O tempo preciso não é apenas bom na automação industrial-é absolutamente essencial. Os relés de retardo de tempo (TDRs) têm um propósito principal: eles criam intervalos de tempo controlados em circuitos elétricos. Pense neles como o cérebro para decisões simples de tempo. Eles garantem que os processos aconteçam na ordem certa, exatamente no momento certo.
Esses componentes mantêm as máquinas automatizadas seguras, eficientes e devidamente sequenciadas. Os sistemas de controle modernos geralmente usam Controladores Lógicos Programáveis (CLPs). Mas os relés de retardo continuam vitais porque são resistentes, acessíveis e funcionam de forma independente. Isso os torna ferramentas essenciais em qualquer painel de controle.
Este guia leva você profundamente ao mundo dos relés de retardo de tempo.

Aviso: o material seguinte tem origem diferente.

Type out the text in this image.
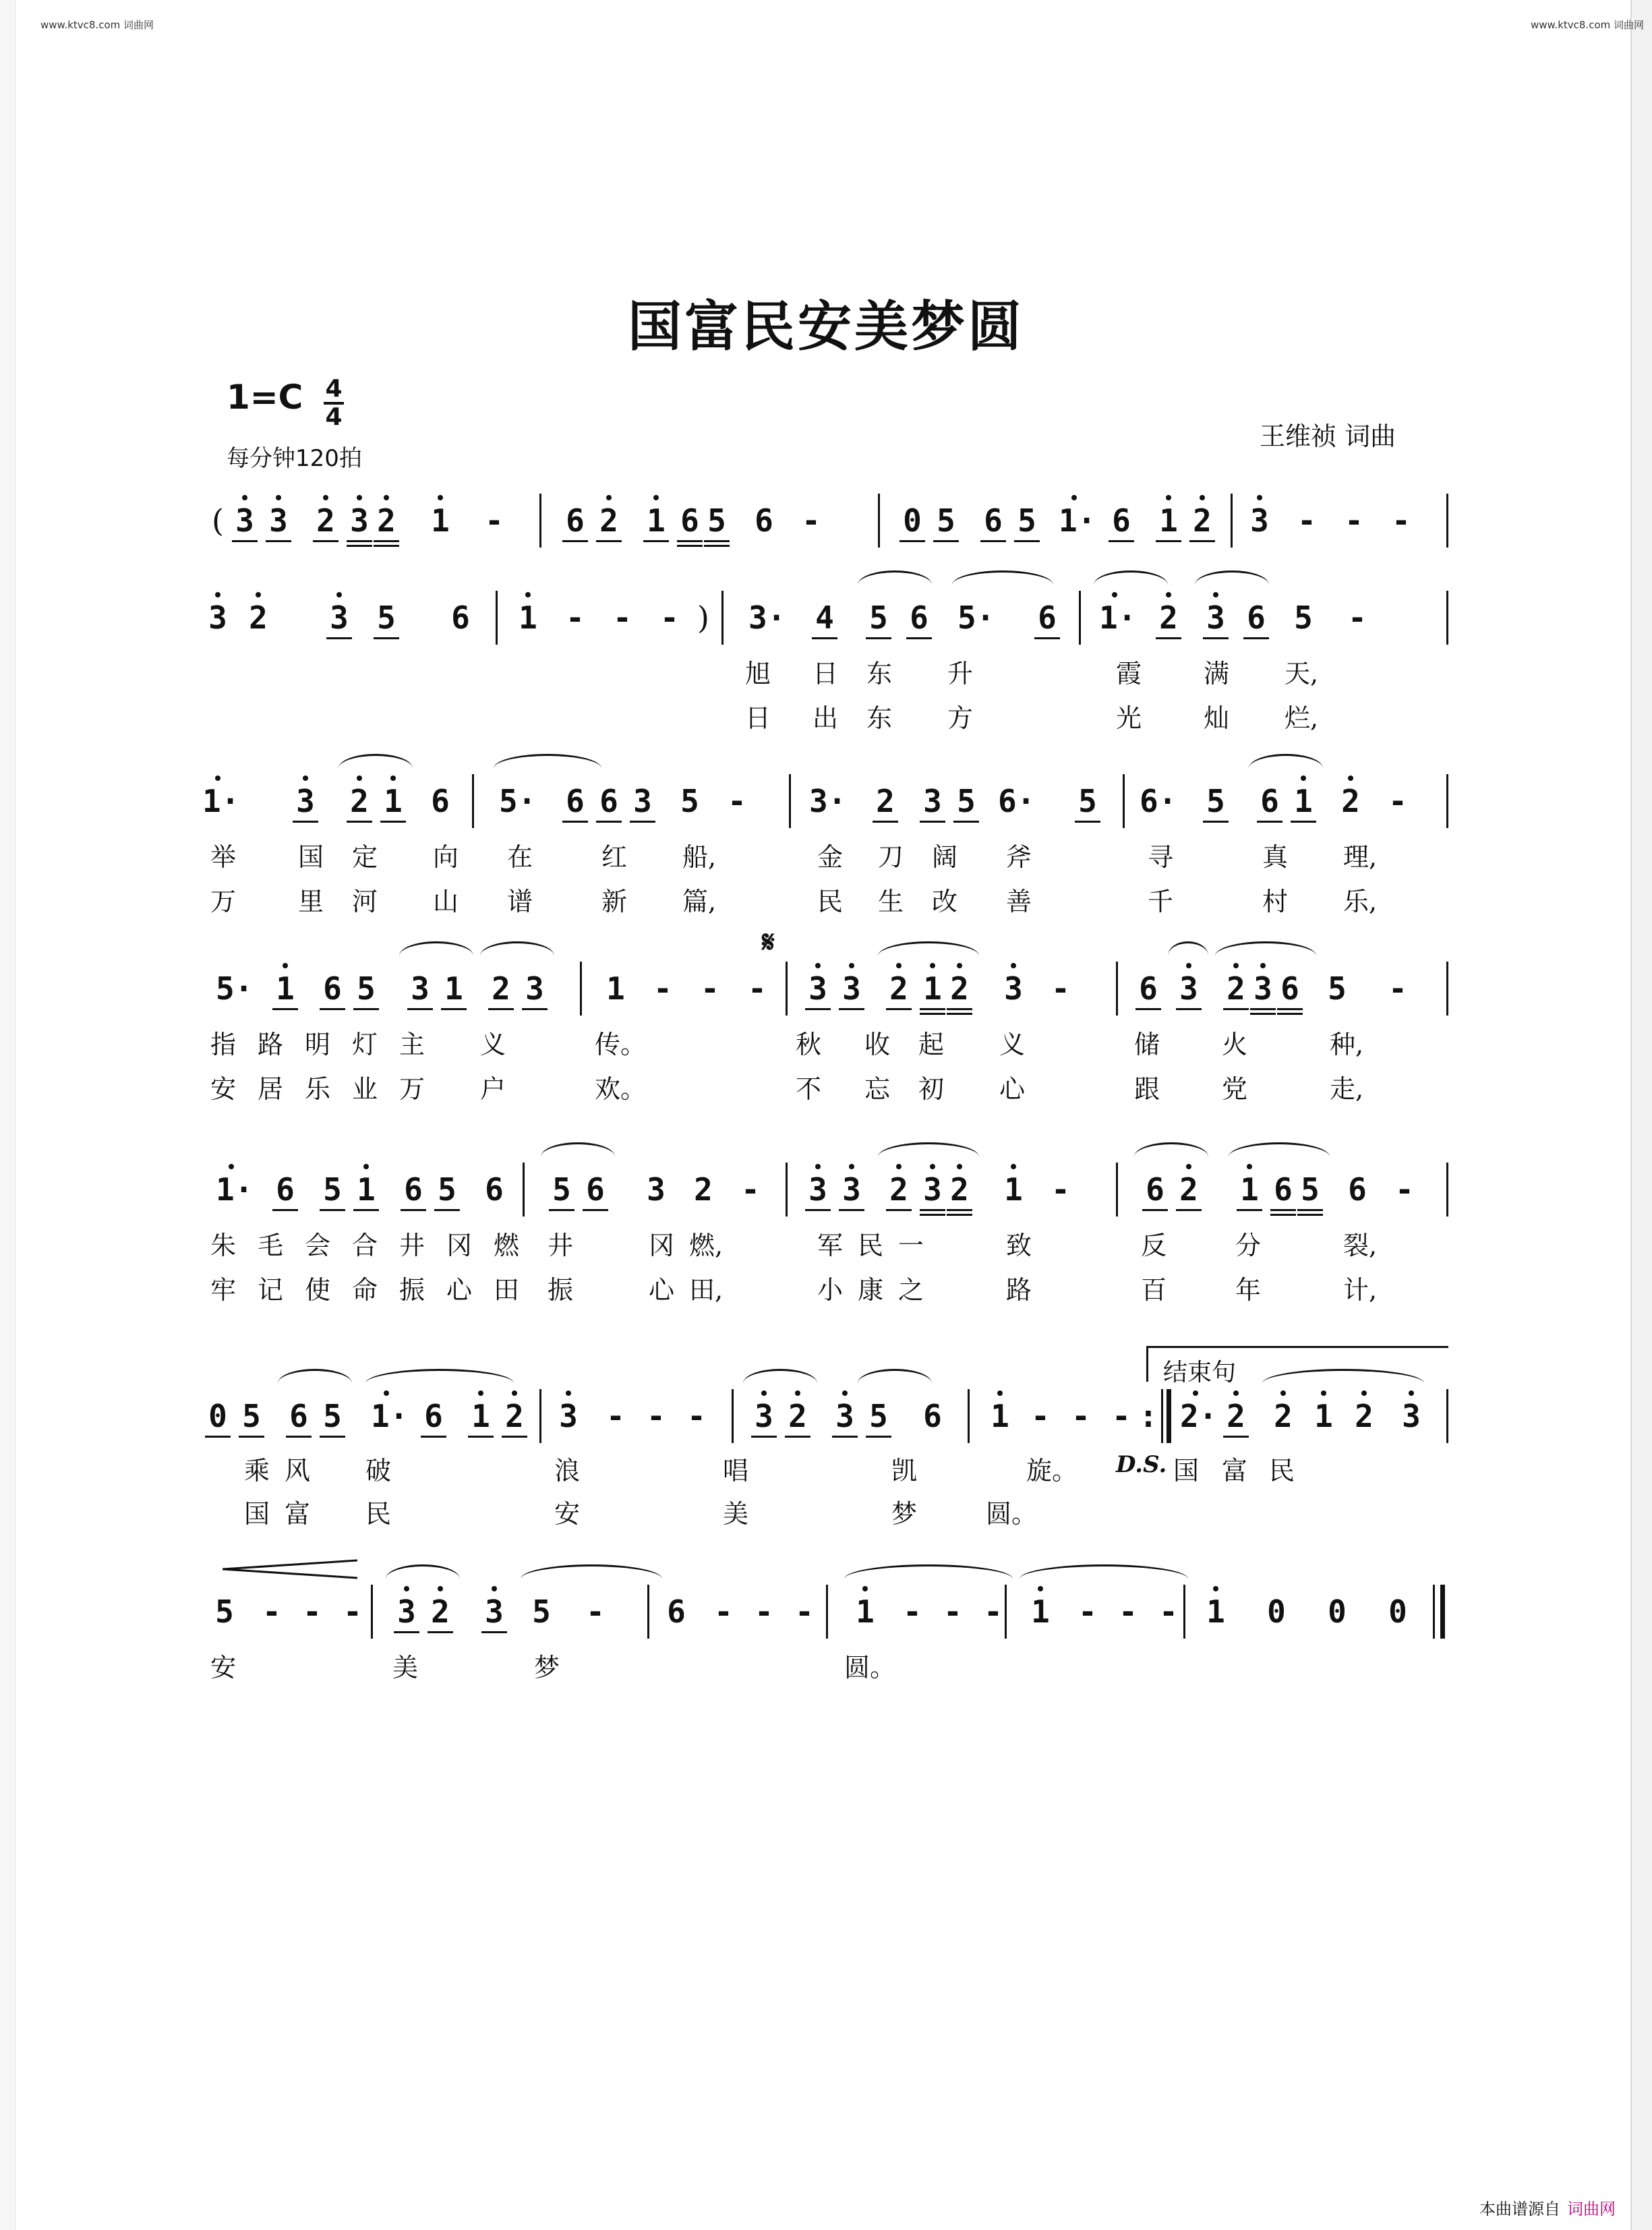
www.ktvc8.com 词曲网	www.ktvc8.com 词曲网
国富民安美梦圆
1=C 4
4
每分钟120拍
王维祯 词曲
( 3 3 2 3 2 1 - 6 2 1 6 5 6 -	0 5 6 5 1· 6 1 2 3 - - -
3 2 3 5 6 1 - - - )	3· 4 5 6 5· 6 1· 2 3 6 5 -
旭 日 东 升	霞 满 天,
日 出 东 方	光 灿 烂,
1· 3 2 1 6 5· 6 6 3 5 - 3· 2 3 5 6· 5 6· 5 6 1 2 -
举 国 定 向 在	红 船,	金 刀 阔 斧	寻	真 理,
万 里 河 山 谱	新 篇,	民 生 改 善	千	村 乐,
𝄋
5· 1 6 5 3 1 2 3 1 - - - 3 3 2 1 2 3 - 6 3 2 3 6 5 -
指 路 明 灯 主 义	传。	秋 收 起 义	储 火	种,
安 居 乐 业 万 户	欢。	不 忘 初 心	跟 党	走,
1· 6 5 1 6 5 6 5 6 3 2 - 3 3 2 3 2 1 - 6 2 1 6 5 6 -
朱 毛 会 合 井 冈 燃 井	冈 燃,	军 民 一	致	反	分	裂,
牢 记 使 命 振 心 田 振	心 田,	小 康 之	路	百	年	计,
结束句
0 5 6 5 1· 6 1 2 3 - - - 3 2 3 5 6 1 - - - : 2· 2 2 1 2 3
乘 风 破	浪	唱	凯	旋。	国 富 民
D.S.
国 富 民	安	美	梦	圆。
5 - - - 3 2 3 5 - 6 - - - 1 - - - 1 - - - 1 0 0 0
安	美	梦	圆。
本曲谱源自 词曲网
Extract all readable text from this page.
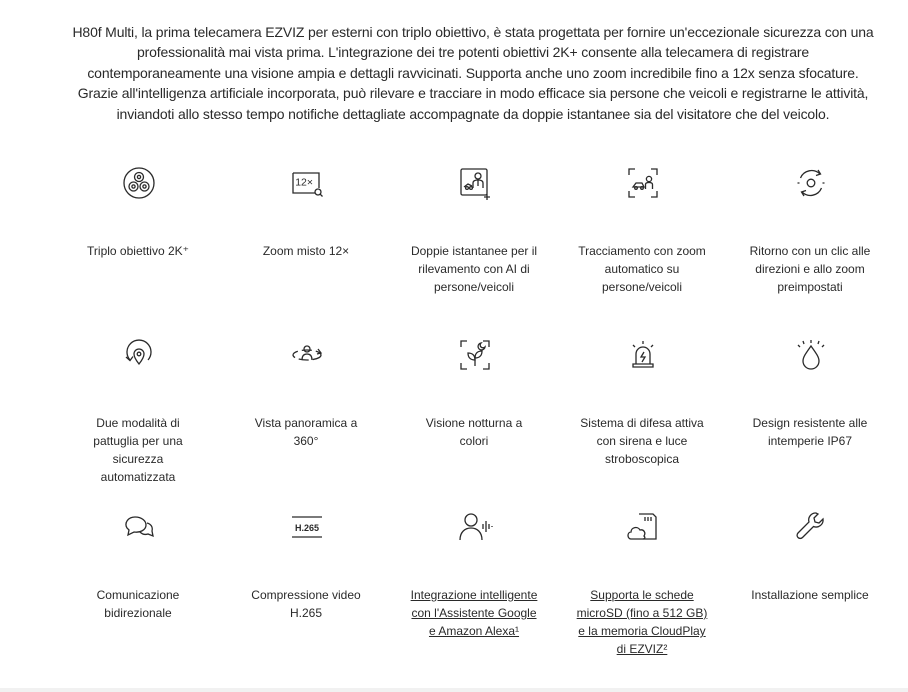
H80f Multi, la prima telecamera EZVIZ per esterni con triplo obiettivo, è stata progettata per fornire un'eccezionale sicurezza con una
professionalità mai vista prima. L'integrazione dei tre potenti obiettivi 2K+ consente alla telecamera di registrare
contemporaneamente una visione ampia e dettagli ravvicinati. Supporta anche uno zoom incredibile fino a 12x senza sfocature.
Grazie all'intelligenza artificiale incorporata, può rilevare e tracciare in modo efficace sia persone che veicoli e registrarne le attività,
inviandoti allo stesso tempo notifiche dettagliate accompagnate da doppie istantanee sia del visitatore che del veicolo.
Triplo obiettivo 2K⁺
12×
Zoom misto 12×	Doppie istantanee per il
rilevamento con AI di
persone/veicoli
Tracciamento con zoom
automatico su
persone/veicoli
Ritorno con un clic alle
direzioni e allo zoom
preimpostati
Due modalità di
pattuglia per una
sicurezza
automatizzata
Vista panoramica a
360°
Visione notturna a
colori
Sistema di difesa attiva
con sirena e luce
stroboscopica
Design resistente alle
intemperie IP67
Comunicazione
bidirezionale
H.265
Compressione video
H.265
Integrazione intelligente
con l'Assistente Google
e Amazon Alexa¹
Supporta le schede
microSD (fino a 512 GB)
e la memoria CloudPlay
di EZVIZ²
Installazione semplice
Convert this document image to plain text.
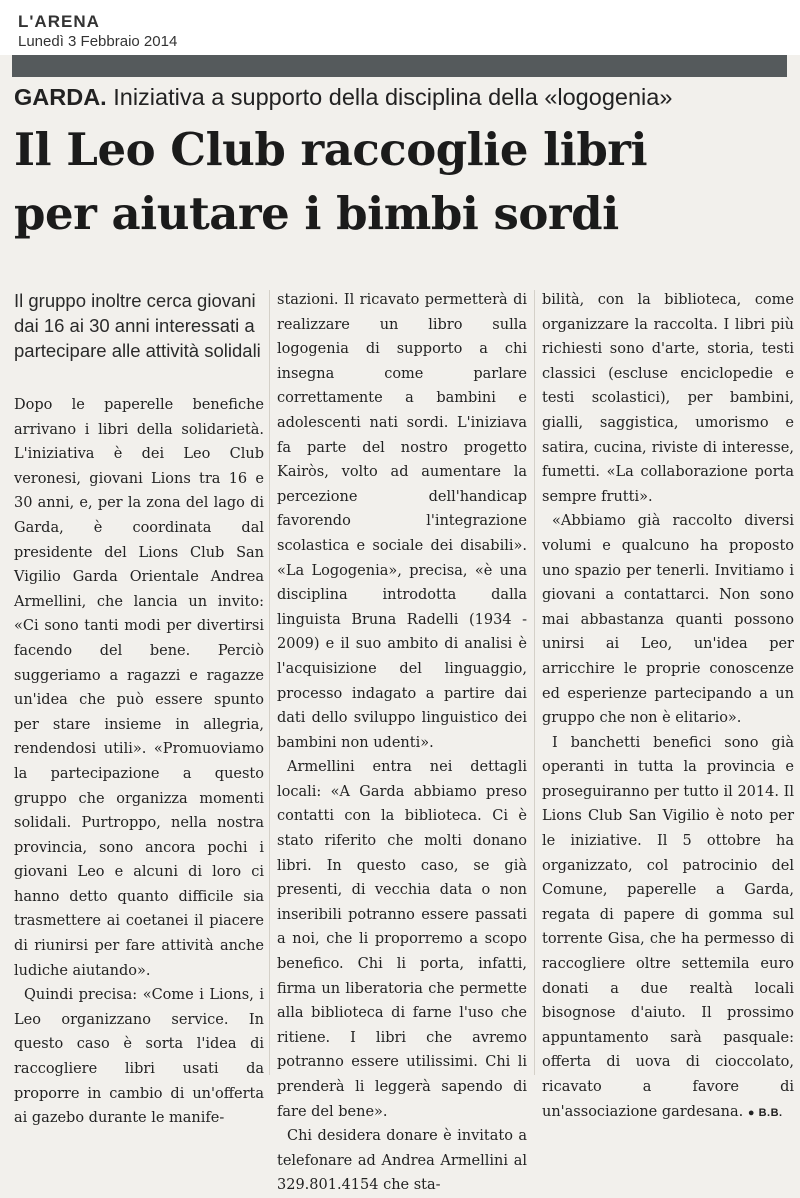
L'ARENA
Lunedì 3 Febbraio 2014
GARDA. Iniziativa a supporto della disciplina della «logogenia»
Il Leo Club raccoglie libri
per aiutare i bimbi sordi
Il gruppo inoltre cerca giovani dai 16 ai 30 anni interessati a partecipare alle attività solidali

Dopo le paperelle benefiche arrivano i libri della solidarietà. L'iniziativa è dei Leo Club veronesi, giovani Lions tra 16 e 30 anni, e, per la zona del lago di Garda, è coordinata dal presidente del Lions Club San Vigilio Garda Orientale Andrea Armellini, che lancia un invito: «Ci sono tanti modi per divertirsi facendo del bene. Perciò suggeriamo a ragazzi e ragazze un'idea che può essere spunto per stare insieme in allegria, rendendosi utili». «Promuoviamo la partecipazione a questo gruppo che organizza momenti solidali. Purtroppo, nella nostra provincia, sono ancora pochi i giovani Leo e alcuni di loro ci hanno detto quanto difficile sia trasmettere ai coetanei il piacere di riunirsi per fare attività anche ludiche aiutando».

Quindi precisa: «Come i Lions, i Leo organizzano service. In questo caso è sorta l'idea di raccogliere libri usati da proporre in cambio di un'offerta ai gazebo durante le manife-

stazioni. Il ricavato permetterà di realizzare un libro sulla logogenia di supporto a chi insegna come parlare correttamente a bambini e adolescenti nati sordi. L'iniziava fa parte del nostro progetto Kairòs, volto ad aumentare la percezione dell'handicap favorendo l'integrazione scolastica e sociale dei disabili». «La Logogenia», precisa, «è una disciplina introdotta dalla linguista Bruna Radelli (1934 - 2009) e il suo ambito di analisi è l'acquisizione del linguaggio, processo indagato a partire dai dati dello sviluppo linguistico dei bambini non udenti».

Armellini entra nei dettagli locali: «A Garda abbiamo preso contatti con la biblioteca. Ci è stato riferito che molti donano libri. In questo caso, se già presenti, di vecchia data o non inseribili potranno essere passati a noi, che li proporremo a scopo benefico. Chi li porta, infatti, firma un liberatoria che permette alla biblioteca di farne l'uso che ritiene. I libri che avremo potranno essere utilissimi. Chi li prenderà li leggerà sapendo di fare del bene».

Chi desidera donare è invitato a telefonare ad Andrea Armellini al 329.801.4154 che sta-

bilità, con la biblioteca, come organizzare la raccolta. I libri più richiesti sono d'arte, storia, testi classici (escluse enciclopedie e testi scolastici), per bambini, gialli, saggistica, umorismo e satira, cucina, riviste di interesse, fumetti. «La collaborazione porta sempre frutti».

«Abbiamo già raccolto diversi volumi e qualcuno ha proposto uno spazio per tenerli. Invitiamo i giovani a contattarci. Non sono mai abbastanza quanti possono unirsi ai Leo, un'idea per arricchire le proprie conoscenze ed esperienze partecipando a un gruppo che non è elitario».

I banchetti benefici sono già operanti in tutta la provincia e proseguiranno per tutto il 2014. Il Lions Club San Vigilio è noto per le iniziative. Il 5 ottobre ha organizzato, col patrocinio del Comune, paperelle a Garda, regata di papere di gomma sul torrente Gisa, che ha permesso di raccogliere oltre settemila euro donati a due realtà locali bisognose d'aiuto. Il prossimo appuntamento sarà pasquale: offerta di uova di cioccolato, ricavato a favore di un'associazione gardesana. ● B.B.
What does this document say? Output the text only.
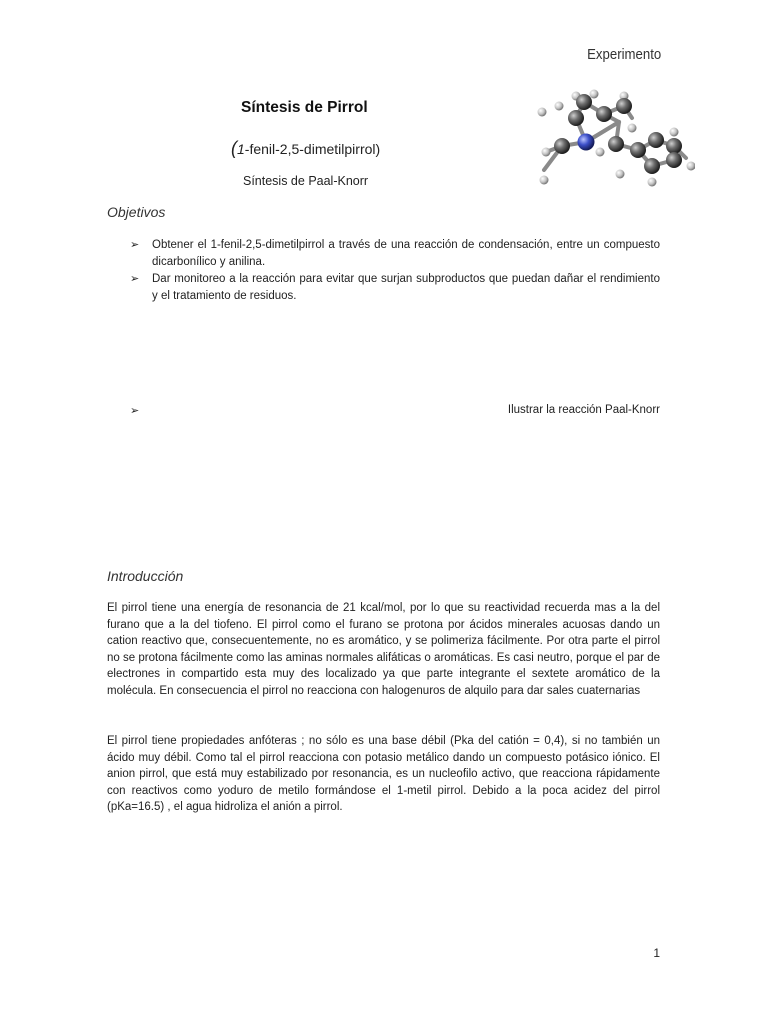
Experimento
Síntesis de Pirrol
(1-fenil-2,5-dimetilpirrol)
Síntesis de Paal-Knorr
Objetivos
➢ Obtener el 1-fenil-2,5-dimetilpirrol a través de una reacción de condensación, entre un compuesto dicarbonílico y anilina.
➢ Dar monitoreo a la reacción para evitar que surjan subproductos que puedan dañar el rendimiento y el tratamiento de residuos.
➢	Ilustrar la reacción Paal-Knorr
Introducción

El pirrol tiene una energía de resonancia de 21 kcal/mol, por lo que su reactividad recuerda mas a la del furano que a la del tiofeno. El pirrol como el furano se protona por ácidos minerales acuosas dando un cation reactivo que, consecuentemente, no es aromático, y se polimeriza fácilmente. Por otra parte el pirrol no se protona fácilmente como las aminas normales alifáticas o aromáticas. Es casi neutro, porque el par de electrones in compartido esta muy des localizado ya que parte integrante el sextete aromático de la molécula. En consecuencia el pirrol no reacciona con halogenuros de alquilo para dar sales cuaternarias

El pirrol tiene propiedades anfóteras ; no sólo es una base débil (Pka del catión = 0,4), si no también un ácido muy débil. Como tal el pirrol reacciona con potasio metálico dando un compuesto potásico iónico. El anion pirrol, que está muy estabilizado por resonancia, es un nucleofilo activo, que reacciona rápidamente con reactivos como yoduro de metilo formándose el 1-metil pirrol. Debido a la poca acidez del pirrol (pKa=16.5) , el agua hidroliza el anión a pirrol.

1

Exploraremos como eles funcionam, examinaremos suas funções mais importantes e daremos conselhos práticos baseados em experiências reais.
Aqui está o que você descobrirá:
Os princípios básicos dos relés de retardo de tempo e por que eles são importantes.
A principal diferença entre os modos de atraso ativado-e desativado-.
Explicações passo{0}}a{1}}de como os TDRs funcionam em aplicações críticas, como partida de motores estrela-triângulo e controle sequencial de transportadores.
Uma visão abrangente de outros usos industriais importantes.
Uma lista de verificação prática para escolher o relé certo para suas necessidades específicas.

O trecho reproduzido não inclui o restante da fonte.